Predictive Insights (PI) - Predictive Model Evaluation

edited June 2023 in Best Practices

Model evaluation is the operation through which users can estimate the expected performance of a Predictive Insights (PI) predictive model and assess its effectiveness. Since predictions and account prioritization can play an important role in your sales programs or other business initiatives, model evaluation is key and should be viewed as an integral part of the modeling process.

In this article, we’ll describe three key PI model evaluation techniques.

Model Quality Chart

The model quality chart describes how well does the model generalize data, namely its ability to accurately predict the conversion outcome of new (unseen) accounts. The following section describes the different components of the chart:

  • X axis: Shows the coverage of all of the accounts in the dataset, both customers and prospects, sorted by score in a descending order from left to right. Therefore, for example, the 0.15 mark represents the top 15% scored accounts and the 1.0 mark represents all of the accounts. Note that the A and B rank score range is highlighted in color.
  • Y axis: Shows the recall, or the percentage of customers in the dataset for each value of coverage of all accounts (the X axis). Therefore, for example, the 0.7 mark represents 70% of all customers available in the dataset and the 1.0 mark represents all of the customers.
  • Model line: Shown in orange. Represents the model recall (true positive rate) for every percentage of coverage of the scores. The score values range from 0 to 1.
  • Test line: Shown in red. Represents the recall of the test set. The test set is a random sample of data that PI automatically withholds from the original data in order to estimate the quality of the model after it has been trained. A test set will only be allocated if there is a sufficient number of accounts in the training set (over 140 unique accounts).

In technical terms, the chart represents the recall as a function of the coverage of accounts in the dataset.

Users can evaluate their predictive model by reviewing the model quality chart and consider the following points:

  1. Generally, higher accuracy values indicate that the model is more effective in predicting the conversion outcome for prospective accounts.
  2. The model should have a relatively steep increase in recall as the coverage percentage increases, and maintain a high recall score at the top end of the coverage.
  3. Consider the diagonal from the origin (where the axes intersect) to the top right corner of the graph. If the model's performance falls below the diagonal, it means that the model is performing worse than random chance, and it will most likely require further refinement or taking a different approach in respect to the use case. However, if the model's performance is above the diagonal, it means that the model is performing better than random chance and was able to glean useful information from the data.
  4. Ideally, there should be little to no difference between the performance of the model on the train data and the test data, indicating that the model is neither overfitting nor underfitting. This would be represented by the two lines overlapping or closely following each other throughout the entire range of coverage.

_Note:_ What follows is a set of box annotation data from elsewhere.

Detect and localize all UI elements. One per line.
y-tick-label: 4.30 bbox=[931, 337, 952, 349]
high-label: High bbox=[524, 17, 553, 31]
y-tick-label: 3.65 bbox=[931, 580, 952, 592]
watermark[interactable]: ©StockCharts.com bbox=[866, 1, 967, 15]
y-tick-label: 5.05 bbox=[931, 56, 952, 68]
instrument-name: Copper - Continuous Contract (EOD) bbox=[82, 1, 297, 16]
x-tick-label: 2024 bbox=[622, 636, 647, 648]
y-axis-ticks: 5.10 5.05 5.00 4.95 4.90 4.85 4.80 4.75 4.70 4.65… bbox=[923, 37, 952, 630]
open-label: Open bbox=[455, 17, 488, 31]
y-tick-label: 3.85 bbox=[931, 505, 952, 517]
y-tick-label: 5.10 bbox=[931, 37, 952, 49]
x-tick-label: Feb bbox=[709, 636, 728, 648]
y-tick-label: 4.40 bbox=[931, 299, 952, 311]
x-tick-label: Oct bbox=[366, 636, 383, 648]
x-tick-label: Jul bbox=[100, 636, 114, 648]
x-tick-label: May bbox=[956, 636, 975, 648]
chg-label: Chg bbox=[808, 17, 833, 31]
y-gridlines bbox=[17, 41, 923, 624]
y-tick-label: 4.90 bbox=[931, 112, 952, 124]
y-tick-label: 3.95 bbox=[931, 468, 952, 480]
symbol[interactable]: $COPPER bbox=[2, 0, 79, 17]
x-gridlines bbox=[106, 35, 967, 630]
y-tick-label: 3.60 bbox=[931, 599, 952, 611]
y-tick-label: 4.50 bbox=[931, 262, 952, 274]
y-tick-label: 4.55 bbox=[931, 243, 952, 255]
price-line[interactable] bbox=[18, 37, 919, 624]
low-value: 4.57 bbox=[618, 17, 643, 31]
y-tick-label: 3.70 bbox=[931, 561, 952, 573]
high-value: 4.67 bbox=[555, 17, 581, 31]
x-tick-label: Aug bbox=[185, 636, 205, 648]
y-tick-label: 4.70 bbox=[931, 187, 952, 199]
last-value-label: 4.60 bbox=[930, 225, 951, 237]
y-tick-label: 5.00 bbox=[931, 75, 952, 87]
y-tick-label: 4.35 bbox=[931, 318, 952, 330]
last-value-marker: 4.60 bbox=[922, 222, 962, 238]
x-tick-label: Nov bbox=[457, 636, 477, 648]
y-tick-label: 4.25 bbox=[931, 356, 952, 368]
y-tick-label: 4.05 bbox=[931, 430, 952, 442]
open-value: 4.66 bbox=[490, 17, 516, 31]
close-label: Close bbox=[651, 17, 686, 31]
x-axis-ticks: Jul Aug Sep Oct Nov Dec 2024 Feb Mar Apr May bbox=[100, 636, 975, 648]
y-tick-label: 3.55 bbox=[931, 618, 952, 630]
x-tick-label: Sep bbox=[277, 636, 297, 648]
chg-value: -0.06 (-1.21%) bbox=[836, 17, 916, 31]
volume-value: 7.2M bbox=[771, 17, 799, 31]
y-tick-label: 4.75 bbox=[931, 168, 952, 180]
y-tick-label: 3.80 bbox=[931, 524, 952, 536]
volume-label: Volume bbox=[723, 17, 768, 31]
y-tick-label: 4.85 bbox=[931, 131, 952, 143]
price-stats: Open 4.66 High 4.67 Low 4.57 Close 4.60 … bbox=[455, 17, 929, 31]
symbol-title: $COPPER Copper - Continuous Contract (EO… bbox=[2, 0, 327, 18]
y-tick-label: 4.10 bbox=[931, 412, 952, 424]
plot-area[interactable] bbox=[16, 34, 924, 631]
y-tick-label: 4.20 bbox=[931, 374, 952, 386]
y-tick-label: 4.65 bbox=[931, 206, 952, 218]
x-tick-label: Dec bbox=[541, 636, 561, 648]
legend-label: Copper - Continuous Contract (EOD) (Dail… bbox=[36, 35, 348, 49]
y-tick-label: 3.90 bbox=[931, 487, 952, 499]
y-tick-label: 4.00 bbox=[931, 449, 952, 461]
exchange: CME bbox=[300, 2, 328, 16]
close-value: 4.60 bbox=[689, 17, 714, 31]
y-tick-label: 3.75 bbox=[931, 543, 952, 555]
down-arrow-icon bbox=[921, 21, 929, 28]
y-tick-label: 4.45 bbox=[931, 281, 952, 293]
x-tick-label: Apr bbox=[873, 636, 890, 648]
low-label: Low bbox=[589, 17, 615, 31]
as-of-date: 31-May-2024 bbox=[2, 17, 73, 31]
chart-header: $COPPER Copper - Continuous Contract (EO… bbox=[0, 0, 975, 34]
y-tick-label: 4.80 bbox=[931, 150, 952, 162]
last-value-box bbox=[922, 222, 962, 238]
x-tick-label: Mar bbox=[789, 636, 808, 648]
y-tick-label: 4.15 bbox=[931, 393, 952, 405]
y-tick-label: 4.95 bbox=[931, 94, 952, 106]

Since every business use case and dataset is unique, there are no exact specifications on what the actual accuracy values should be; In some scenarios the model would more easily identify distinct attributes to more effectively distinguish between customers and prospects – which would translate to stronger performance and better accuracy. In other scenarios, high and low accuracy values may indicate overfit and underfit behaviors, respectively.

Score & Rank Distribution

In this evaluation technique we examine the details available in the ‘account prioritization’ tab of the predictive model. We generally wish to see an account distribution where the number of customers is largest for the top rank (A), where the lower the rank is – the smaller the number of customers. The trend should be opposite for prospects, where the number of prospects is largest for the low rank (D), and it gets smaller the higher the rank gets.

Note that for the purpose of this technique the E rank should be ignored as it represents accounts that can’t be scored. Also, this technique applies to the default score thresholds, where the A rank is defined as 85 - 100, B as 60 - 84, C as 40 - 59, and D 1 - 39.

Predictive Score Sampling

Predictive score sampling is a “sanity check” technique in which users evaluate the model by assessing the validity of predictive scores. In order to perform this check, users should go through the following steps:

  1. Export the scored prospect accounts data from PI.
  2. Sort the data by score.
  3. Randomly select 5-10 accounts from the top-scored accounts (90-100) and 5-10 accounts from the low-scored accounts (1-10).
  4. Consider how well do the accounts align with your business goals and check whether they are reasonably scored accordingly.

With effective predictive models we expect the strong-fit accounts and low-fit accounts to be assigned with high and low predictive scores, respectively. The guiding principle is to look for a logical fit but not a perfect fit across all accounts as the models are statistical in nature.

Note that this technique is suitable in instances where users are familiar with the underlying use case and business goals associated with the model.

In summary, we recommend following all three evaluation techniques with every model built with PI. Please note that as with any predictive model – make sure to build it using data that meets the requirements and is suitable for the use case in question.